Fabulous. “Oh, right.”
He grinned and said, “Just testing to see if you really had lost your memory. I'm a grocer. A fruit and veg man.”
“Really?” She was imagining free mangoes and pineapples.
“Nah!”
Oh, God, this man was a nerd.
“I'm a school principal.”
“No, you're not.”
“I'm being serious now. I'm principal at the school.”
“What school?”
“Where your kids go. That's how we met.”
The school principal.
Straight to the principal's office!
“So you'll be there tonight? At this party?”

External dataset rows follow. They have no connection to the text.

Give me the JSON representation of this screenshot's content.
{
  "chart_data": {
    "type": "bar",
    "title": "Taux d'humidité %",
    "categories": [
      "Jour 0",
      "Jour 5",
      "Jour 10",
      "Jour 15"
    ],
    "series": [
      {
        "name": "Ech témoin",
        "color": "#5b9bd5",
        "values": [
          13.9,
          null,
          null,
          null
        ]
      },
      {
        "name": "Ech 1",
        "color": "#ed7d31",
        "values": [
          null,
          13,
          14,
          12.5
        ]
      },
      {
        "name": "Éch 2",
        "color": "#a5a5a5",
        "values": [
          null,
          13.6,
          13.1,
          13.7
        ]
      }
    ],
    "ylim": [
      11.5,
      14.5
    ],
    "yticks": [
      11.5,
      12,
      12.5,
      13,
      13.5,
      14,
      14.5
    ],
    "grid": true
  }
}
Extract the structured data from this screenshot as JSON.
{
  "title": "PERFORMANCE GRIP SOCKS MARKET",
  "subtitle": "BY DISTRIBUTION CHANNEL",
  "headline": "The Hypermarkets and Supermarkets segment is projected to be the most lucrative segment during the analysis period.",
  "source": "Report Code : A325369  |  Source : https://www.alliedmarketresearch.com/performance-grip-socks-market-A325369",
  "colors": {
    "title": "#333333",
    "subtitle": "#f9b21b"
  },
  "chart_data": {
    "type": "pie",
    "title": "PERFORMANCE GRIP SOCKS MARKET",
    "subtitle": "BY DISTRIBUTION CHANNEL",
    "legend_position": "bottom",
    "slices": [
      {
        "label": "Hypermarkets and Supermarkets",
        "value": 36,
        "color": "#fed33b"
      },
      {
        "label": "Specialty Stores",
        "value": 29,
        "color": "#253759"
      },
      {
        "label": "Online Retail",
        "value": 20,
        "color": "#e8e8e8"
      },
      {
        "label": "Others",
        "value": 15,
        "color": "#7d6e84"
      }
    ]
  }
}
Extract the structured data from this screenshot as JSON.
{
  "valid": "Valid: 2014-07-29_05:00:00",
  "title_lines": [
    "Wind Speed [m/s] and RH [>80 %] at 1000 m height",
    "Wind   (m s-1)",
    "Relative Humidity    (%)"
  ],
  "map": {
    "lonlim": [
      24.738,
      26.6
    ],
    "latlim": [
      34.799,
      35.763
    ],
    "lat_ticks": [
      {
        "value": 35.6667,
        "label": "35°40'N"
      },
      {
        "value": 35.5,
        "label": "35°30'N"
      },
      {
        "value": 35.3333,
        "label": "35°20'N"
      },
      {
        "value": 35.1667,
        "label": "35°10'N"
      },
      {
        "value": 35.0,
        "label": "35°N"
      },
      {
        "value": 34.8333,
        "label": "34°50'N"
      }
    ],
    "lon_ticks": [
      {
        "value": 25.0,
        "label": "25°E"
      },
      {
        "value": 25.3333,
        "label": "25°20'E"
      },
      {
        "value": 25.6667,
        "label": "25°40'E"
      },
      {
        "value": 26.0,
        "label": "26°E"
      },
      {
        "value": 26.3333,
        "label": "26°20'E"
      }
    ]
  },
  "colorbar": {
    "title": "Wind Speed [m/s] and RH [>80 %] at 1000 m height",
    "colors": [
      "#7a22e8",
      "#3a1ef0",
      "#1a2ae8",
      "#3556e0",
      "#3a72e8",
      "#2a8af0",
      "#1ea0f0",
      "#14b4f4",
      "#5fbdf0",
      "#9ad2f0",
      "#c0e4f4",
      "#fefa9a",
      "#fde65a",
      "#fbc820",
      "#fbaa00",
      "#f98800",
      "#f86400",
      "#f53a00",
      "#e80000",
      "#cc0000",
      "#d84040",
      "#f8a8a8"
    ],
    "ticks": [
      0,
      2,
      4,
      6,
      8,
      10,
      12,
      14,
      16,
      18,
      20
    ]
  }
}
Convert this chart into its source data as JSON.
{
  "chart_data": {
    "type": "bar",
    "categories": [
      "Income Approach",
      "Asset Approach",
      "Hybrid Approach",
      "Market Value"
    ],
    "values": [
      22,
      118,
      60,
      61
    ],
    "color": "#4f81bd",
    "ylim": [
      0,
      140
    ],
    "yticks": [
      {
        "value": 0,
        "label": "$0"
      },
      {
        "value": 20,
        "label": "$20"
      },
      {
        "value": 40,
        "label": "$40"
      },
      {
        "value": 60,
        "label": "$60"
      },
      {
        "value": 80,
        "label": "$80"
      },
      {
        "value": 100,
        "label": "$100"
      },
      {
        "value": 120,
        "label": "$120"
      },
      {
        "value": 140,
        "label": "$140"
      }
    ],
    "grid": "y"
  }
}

“Yes. I'm sort of wearing two hats, because Jasper is in kindergarten, and this party is for parents of kindergarten kids. So I'll be . . .”
He had a habit of not completely finishing his sentences. His voice just drifted away, as if he thought it was so obvious how the sentence finished there was no point saying it out loud.
“And why am I hosting it?” asked Alice. It seemed extraordinary. Why would she even think of doing such a thing?
Dominick raised his eyebrows. “Well, because you and your friend Kate Harper are Class Mums.”
“Like classy mothers?”
He smiled uncertainly. “The Class Mums arrange social events for all the other mothers, and communicate with the teachers, organize the reading roster, and, ah, that sort of . . .”
Oh Lord. It sounded horrendous. She'd become one of those volunteering, involved type of people. She was probably really proud and smug; she'd always known she had a tendency toward smugness. She could just imagine herself swanning about in her beautiful clothes.
“You do a lot for the school,” said Dominick. “We're very lucky to have you. Speaking of which, it's the big day coming up! Wow! I hope you're going to be well enough for it!”
That man on the treadmill at the gym had mentioned a “big day,” too. “What do you mean?” asked Alice with a sense of foreboding.
“You're getting us into the Guinness Book of Records.”
She smiled, ready to laugh at his next joke.
“No, really. You don't remember at all? You're baking the world's biggest lemon meringue pie on Mother's Day. It's a big event. All the money raised is going to breast cancer research.”
Alice remembered her dream about the giant rolling pin. Ah. The rolling pin wasn't a symbol at all. It was just a giant rolling pin. Her dreams were always so disappointingly obvious.
“I'm baking it?” she said in a panic. “This huge lemon meringue pie?”
“No, no. You've got one hundred mums baking it,” said Dominick. “It's going to be amazing.” He knotted the end of another balloon together. Alice looked up and saw that the ceiling was now covered with blue and silver balloons.
Tonight she was hosting a party and next weekend she was planning to break a world record. Good Lord. What had she become?